O cearense Karim Aïnouz está num ping pong geográfico, nada contra, mas quanto à identidade? Pois bem, depois de “Firebrand” (2023), essa primeira tentativa assumidamente internacional com Jude Law e Alicia Vikander, une-se a um exquisite argumentista, Efthimis Filippou, para dar uma lavagem “lanthimótica” a “I pugni in tasca”, primeira longa-metragem de Marco Bellocchio, em que um jovem epiléptico planeia secretamente matar a sua família. No caso deste “Rosebush Pruning”, criando paralelismo do seio familiar com um roseiral, daí a sua poda ser necessária, é quase um degredo pasoliniano, em que o conceito do “Teorema” vai ainda mais a fundo na sua perversão e ruptura familiar, visto que este mesmo, representado por ‘super-ricos’ quasi-parasitas, são eles próprios más índoles dignas dos nove círculos infernais e, ao mesmo tempo, caricaturas grotescas dos seus arquétipos e consanguinidades.
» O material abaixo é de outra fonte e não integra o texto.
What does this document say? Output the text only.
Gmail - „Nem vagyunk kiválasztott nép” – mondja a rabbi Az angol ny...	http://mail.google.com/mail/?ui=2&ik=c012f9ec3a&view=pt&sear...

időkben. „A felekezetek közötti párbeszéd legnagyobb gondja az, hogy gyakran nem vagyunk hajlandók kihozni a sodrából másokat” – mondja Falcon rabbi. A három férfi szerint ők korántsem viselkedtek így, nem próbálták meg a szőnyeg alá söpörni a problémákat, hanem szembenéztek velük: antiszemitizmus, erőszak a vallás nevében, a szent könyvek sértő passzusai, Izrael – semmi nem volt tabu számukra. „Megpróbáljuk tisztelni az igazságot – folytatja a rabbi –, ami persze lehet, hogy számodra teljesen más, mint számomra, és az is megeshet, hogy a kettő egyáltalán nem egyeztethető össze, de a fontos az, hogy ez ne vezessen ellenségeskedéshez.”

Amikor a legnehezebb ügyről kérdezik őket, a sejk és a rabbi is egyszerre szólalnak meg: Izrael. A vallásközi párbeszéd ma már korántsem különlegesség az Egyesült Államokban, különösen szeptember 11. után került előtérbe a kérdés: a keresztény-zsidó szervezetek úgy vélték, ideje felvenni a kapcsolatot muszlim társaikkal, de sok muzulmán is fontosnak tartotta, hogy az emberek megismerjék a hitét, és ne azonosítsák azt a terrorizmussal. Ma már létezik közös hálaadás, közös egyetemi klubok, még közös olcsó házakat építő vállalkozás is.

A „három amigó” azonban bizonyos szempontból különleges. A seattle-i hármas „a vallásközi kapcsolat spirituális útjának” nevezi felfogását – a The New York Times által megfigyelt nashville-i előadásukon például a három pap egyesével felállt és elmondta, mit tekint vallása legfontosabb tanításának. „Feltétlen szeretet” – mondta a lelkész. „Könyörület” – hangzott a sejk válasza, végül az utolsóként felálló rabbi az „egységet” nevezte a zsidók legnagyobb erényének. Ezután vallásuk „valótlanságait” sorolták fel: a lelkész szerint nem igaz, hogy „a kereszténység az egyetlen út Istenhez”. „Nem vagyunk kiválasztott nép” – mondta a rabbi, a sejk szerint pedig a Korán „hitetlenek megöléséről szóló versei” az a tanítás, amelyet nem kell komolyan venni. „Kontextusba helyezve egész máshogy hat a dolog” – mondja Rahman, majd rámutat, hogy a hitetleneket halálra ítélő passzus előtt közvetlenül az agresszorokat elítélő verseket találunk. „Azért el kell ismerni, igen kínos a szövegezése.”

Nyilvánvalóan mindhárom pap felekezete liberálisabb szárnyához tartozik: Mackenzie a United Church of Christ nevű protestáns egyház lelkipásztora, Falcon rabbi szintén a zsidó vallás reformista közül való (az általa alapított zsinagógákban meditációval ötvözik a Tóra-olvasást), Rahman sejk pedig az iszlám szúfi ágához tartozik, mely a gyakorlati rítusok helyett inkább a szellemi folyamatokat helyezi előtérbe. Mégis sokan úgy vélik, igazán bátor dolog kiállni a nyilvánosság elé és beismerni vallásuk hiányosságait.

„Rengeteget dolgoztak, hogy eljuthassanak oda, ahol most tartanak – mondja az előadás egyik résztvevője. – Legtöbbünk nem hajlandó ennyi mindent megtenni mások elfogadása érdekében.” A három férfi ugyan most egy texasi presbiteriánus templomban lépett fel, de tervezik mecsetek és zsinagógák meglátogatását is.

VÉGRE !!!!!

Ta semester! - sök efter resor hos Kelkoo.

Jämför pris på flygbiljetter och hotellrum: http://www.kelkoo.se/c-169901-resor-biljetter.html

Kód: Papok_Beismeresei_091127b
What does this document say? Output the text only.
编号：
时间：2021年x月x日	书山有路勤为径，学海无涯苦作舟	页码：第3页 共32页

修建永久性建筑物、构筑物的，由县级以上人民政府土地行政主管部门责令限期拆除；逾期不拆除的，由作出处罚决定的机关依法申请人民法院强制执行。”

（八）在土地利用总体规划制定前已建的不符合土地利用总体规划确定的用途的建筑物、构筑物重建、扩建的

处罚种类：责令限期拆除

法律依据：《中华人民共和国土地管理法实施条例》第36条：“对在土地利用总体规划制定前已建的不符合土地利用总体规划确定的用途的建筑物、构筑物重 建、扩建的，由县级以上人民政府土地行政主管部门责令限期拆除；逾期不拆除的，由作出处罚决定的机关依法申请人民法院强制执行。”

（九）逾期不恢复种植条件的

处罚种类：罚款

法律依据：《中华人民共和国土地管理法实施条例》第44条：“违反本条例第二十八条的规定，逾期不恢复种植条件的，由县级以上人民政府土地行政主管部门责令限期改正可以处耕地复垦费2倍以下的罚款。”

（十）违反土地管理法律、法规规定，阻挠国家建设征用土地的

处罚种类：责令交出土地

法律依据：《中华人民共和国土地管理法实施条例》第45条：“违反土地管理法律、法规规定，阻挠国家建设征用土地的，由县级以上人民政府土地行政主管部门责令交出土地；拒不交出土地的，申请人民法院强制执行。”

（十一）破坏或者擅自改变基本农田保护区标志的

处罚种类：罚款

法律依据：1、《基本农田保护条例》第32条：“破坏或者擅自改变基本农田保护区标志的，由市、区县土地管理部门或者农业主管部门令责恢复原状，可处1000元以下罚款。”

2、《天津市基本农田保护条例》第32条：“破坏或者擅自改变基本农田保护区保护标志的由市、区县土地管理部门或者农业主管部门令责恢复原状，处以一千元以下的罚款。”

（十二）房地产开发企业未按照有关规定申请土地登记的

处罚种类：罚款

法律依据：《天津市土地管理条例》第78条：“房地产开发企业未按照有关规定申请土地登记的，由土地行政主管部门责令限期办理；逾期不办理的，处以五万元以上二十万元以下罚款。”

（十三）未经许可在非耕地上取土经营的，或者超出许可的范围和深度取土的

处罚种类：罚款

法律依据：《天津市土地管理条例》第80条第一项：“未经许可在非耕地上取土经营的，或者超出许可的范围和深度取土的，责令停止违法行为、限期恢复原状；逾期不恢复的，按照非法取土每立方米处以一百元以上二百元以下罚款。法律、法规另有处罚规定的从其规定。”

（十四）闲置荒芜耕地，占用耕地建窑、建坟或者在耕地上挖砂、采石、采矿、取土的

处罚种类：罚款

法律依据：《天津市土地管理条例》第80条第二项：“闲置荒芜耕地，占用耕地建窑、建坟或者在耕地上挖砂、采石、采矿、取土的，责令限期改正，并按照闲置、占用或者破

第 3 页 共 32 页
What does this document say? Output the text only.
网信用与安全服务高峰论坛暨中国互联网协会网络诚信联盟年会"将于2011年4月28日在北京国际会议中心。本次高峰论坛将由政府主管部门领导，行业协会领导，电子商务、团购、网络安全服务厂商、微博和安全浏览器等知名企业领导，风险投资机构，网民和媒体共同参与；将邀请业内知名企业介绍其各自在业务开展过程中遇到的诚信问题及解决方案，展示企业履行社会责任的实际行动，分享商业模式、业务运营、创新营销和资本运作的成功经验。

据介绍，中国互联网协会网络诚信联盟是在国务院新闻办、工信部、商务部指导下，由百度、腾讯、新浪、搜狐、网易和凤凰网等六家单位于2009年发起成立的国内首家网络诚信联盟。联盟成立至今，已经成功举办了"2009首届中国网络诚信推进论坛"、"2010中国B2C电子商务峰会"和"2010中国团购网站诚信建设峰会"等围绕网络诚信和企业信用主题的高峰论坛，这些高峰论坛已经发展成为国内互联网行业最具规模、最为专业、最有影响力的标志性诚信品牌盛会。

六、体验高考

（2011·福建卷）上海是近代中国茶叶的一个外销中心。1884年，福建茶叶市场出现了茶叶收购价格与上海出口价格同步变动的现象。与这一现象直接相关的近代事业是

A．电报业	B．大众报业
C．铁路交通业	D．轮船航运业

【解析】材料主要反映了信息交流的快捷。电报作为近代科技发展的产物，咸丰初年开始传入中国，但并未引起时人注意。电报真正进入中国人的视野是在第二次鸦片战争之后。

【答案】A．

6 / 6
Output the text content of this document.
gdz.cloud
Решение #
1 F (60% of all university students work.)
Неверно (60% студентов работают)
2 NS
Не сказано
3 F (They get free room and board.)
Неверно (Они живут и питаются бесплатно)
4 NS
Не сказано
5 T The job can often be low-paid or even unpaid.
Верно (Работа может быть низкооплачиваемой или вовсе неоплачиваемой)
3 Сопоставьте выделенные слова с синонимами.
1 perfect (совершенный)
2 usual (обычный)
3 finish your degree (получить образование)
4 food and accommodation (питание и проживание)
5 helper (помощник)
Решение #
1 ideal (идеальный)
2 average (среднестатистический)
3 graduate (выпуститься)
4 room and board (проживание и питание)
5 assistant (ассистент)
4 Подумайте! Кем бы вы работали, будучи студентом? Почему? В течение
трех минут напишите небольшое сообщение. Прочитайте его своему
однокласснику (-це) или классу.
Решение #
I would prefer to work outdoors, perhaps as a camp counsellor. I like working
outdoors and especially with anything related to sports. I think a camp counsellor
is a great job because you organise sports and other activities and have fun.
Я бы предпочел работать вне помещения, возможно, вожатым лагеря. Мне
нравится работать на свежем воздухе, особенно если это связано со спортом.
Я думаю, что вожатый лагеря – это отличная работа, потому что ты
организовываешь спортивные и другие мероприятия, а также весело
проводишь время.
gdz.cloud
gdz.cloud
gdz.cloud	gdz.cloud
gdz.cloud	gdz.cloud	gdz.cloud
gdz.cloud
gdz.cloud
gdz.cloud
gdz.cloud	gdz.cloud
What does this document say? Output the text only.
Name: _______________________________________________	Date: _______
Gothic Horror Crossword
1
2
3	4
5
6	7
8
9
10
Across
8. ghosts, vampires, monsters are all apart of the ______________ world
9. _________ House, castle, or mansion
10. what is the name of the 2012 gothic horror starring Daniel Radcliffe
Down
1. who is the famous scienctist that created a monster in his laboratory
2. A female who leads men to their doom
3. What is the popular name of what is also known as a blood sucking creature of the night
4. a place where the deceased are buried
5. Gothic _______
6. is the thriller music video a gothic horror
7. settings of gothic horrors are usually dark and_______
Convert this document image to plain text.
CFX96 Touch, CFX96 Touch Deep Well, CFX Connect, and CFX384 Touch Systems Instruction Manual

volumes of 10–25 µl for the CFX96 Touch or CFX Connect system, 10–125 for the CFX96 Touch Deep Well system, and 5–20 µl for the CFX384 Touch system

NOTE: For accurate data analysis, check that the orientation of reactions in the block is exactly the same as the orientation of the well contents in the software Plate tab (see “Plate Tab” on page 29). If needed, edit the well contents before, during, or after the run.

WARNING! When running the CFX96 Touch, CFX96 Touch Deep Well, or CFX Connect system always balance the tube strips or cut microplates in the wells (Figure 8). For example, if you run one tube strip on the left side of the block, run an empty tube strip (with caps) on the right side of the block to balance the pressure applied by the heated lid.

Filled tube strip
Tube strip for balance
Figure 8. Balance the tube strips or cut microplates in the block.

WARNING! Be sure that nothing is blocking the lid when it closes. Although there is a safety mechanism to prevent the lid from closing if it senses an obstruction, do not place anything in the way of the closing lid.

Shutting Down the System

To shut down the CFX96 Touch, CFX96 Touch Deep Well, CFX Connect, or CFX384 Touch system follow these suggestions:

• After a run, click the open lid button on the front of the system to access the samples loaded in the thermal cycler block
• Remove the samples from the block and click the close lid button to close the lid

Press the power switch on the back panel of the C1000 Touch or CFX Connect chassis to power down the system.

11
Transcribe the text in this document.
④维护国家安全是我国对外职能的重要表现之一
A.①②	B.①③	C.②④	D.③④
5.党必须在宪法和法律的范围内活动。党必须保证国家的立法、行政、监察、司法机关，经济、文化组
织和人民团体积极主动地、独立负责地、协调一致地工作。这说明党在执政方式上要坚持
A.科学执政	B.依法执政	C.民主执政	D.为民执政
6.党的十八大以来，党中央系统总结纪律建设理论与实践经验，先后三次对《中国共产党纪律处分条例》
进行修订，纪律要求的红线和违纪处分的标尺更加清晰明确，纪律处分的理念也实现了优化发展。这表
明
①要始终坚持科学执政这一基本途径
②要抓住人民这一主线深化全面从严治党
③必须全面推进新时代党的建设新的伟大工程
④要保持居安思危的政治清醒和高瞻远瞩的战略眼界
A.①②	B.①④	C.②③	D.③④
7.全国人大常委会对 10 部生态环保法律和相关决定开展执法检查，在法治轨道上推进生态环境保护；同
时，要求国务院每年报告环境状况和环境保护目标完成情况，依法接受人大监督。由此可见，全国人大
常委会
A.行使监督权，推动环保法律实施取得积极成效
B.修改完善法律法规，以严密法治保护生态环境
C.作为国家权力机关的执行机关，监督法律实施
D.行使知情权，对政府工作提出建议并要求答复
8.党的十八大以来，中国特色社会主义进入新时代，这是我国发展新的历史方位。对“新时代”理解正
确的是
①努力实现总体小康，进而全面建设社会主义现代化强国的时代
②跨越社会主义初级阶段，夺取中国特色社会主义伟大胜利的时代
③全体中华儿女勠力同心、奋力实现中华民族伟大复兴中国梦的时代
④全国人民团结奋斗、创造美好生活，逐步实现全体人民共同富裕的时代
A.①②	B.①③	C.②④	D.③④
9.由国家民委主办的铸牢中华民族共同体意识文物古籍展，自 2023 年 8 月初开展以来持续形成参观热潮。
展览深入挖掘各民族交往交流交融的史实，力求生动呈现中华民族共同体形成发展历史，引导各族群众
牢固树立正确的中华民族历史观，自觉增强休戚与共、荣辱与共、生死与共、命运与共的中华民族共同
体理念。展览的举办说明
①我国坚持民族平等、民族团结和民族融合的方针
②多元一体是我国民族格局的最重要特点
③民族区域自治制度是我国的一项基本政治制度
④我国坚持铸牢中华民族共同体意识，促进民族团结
Aïnouz parece estar refém dessa provocação fácil, começando pela sua própria disrupção dos dogmas narrativos, a falta de um protagonista por quem o espectador possa torcer, mesmo que o narrador, Callum Turner, tenha a consciência da sua própria inutilidade existencial, mirando a Grécia como seu recomeço / redenção (será a autognose do argumentista em perceber que o seu lugar seria naquela vaga weirdo que se expandiu globalmente?), ou “criando” ditados seus sem qualquer significado aparente (o título deste texto é da sua “autoria”). Contudo, a flor murcha rapidamente, tudo emplastro!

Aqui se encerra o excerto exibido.